Desobediência


Engole o choro, menina! Que coisa feia essa manha!

Secando os olhos na manga do pijama e soltando fungados longos, suspirados, ela guarda a dor num lugar que ainda não sabe que se chama alma. Estica para a mãe os bracinhos pequenos. 

E ainda quer colo, depois dessa feiura toda?

Quer. Mas não ganha. Sentada no berço, agarra pelas tranças a boneca de pano e se deita sobre ela, soluçando.

Engole o choro, idiota! Aqui, ninguém chora porque apanhou na escola! Se chegar em casa chorando de novo vai apanhar é de mim! 

Choro guardado. Rosto lavado com água fria. A alma quase sem espaço pra ajeitar qualquer dor. Mas ela empurra até caber. No quarto, abraça as fotos dos artistas que adora. Todas compradas na banca de revistas. Autografadas e tudo. Gosta de pensar que cada autógrafo foi dado só para ela. E dorme sonhando com um beijo na boca do seu cantor predileto.

Engole o choro, mulher! Que merda é essa? Cala a boca! Se você não parar eu vou te quebrar todinha!

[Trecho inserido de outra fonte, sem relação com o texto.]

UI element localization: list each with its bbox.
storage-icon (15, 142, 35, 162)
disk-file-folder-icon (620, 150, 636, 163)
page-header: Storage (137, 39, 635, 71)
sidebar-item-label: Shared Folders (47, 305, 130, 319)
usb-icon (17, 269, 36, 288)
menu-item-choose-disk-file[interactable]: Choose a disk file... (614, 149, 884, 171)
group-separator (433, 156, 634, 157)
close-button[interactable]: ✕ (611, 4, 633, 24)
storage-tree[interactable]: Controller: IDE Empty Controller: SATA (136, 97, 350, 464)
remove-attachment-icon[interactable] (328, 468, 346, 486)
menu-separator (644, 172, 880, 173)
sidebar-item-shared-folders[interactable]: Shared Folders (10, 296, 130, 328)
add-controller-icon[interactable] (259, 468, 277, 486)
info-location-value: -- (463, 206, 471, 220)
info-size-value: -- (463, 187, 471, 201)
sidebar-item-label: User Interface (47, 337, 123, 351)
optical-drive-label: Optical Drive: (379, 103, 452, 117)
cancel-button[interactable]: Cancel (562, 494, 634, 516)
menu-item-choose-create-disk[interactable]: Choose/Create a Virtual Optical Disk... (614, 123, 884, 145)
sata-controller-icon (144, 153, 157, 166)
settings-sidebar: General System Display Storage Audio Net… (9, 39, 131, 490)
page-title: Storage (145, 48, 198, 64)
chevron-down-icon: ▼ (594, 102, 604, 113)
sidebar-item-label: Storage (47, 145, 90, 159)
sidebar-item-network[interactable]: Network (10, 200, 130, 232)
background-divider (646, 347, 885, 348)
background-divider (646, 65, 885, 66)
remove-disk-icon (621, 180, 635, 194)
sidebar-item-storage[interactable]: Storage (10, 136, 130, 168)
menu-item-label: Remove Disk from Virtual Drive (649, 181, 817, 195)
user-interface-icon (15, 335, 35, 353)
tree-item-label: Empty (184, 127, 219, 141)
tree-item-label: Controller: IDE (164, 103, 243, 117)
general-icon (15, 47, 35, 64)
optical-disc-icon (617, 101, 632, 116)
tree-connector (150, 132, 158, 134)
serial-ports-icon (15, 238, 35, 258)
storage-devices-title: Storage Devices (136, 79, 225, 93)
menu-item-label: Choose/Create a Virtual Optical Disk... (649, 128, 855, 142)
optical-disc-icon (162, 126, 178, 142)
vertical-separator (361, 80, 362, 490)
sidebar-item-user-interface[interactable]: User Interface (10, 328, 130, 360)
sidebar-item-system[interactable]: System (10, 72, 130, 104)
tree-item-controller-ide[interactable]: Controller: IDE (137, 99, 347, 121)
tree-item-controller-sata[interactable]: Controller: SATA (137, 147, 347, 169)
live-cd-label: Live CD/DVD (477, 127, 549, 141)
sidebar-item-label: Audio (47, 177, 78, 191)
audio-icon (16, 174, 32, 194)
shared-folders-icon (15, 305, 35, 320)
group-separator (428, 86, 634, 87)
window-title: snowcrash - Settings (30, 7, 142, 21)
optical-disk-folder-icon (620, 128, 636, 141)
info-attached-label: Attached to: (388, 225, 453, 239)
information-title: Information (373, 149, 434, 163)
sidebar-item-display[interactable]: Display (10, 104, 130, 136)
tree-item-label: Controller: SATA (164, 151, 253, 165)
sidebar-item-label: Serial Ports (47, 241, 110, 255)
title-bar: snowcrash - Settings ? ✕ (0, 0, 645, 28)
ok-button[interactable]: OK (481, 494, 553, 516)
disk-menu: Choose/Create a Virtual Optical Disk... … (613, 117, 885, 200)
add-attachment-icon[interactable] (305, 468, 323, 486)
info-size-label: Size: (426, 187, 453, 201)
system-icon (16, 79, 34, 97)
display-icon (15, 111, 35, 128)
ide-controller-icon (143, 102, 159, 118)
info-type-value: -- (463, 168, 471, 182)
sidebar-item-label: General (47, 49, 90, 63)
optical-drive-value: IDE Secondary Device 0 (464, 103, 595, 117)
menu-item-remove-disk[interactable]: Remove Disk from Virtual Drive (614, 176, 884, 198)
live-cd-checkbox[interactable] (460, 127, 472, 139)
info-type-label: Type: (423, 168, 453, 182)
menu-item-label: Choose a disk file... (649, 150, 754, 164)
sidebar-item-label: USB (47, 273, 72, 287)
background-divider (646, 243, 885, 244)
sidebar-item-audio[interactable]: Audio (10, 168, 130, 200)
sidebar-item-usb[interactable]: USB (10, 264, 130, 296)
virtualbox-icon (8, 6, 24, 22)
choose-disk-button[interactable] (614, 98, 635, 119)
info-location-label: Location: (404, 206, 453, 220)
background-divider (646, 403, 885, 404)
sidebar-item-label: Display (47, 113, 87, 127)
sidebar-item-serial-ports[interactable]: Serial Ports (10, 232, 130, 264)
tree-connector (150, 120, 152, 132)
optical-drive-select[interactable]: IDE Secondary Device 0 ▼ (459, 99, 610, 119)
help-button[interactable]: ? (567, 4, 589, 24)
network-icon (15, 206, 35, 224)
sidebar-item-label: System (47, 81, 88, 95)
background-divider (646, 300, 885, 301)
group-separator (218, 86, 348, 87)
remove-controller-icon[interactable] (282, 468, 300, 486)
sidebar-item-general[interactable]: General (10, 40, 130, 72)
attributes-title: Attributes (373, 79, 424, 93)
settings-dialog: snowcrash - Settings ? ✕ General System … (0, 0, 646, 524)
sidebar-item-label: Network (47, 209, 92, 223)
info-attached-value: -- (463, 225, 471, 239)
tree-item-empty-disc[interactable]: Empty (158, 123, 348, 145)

Quebra, não. Não tem mais pedaço inteiro. E essa coisa salgada escorrendo dos olhos é só um hábito de menina feia. Passa. É que de vez em quando a alma  expulsa uma dor que se revolta lá dentro. E a dor sai molhada. 
No banheiro, vira o rosto para cima e jura até para si mesma que as lágrimas são do chuveiro. 

Engole o choro, vovó! Por que é que velho chora à toa, hein?

É a novela. É gripe. Claridade. Cebola. Alergia. Eu posso parar, quer ver? Eu sei sorrir. Está vendo? Está vendo, sua porra de menina idiota? 

Engoliu todos os choros. Mas cansou de obedecer. E foi deixando vazar toda aquela água represada ao longo dos anos. Disfarçadamente. Gotejando. Até secar. 
Hoje, abriu a porta, desceu os degraus e sentiu a rua fria sob os pés tortos pelo reumatismo. Caminhou feito bêbada, esbarrou nas pessoas, abraçou os postes, berrou com as buzinas, dormiu com os mendigos. E estendeu os braços para o nada, essa alma enorme.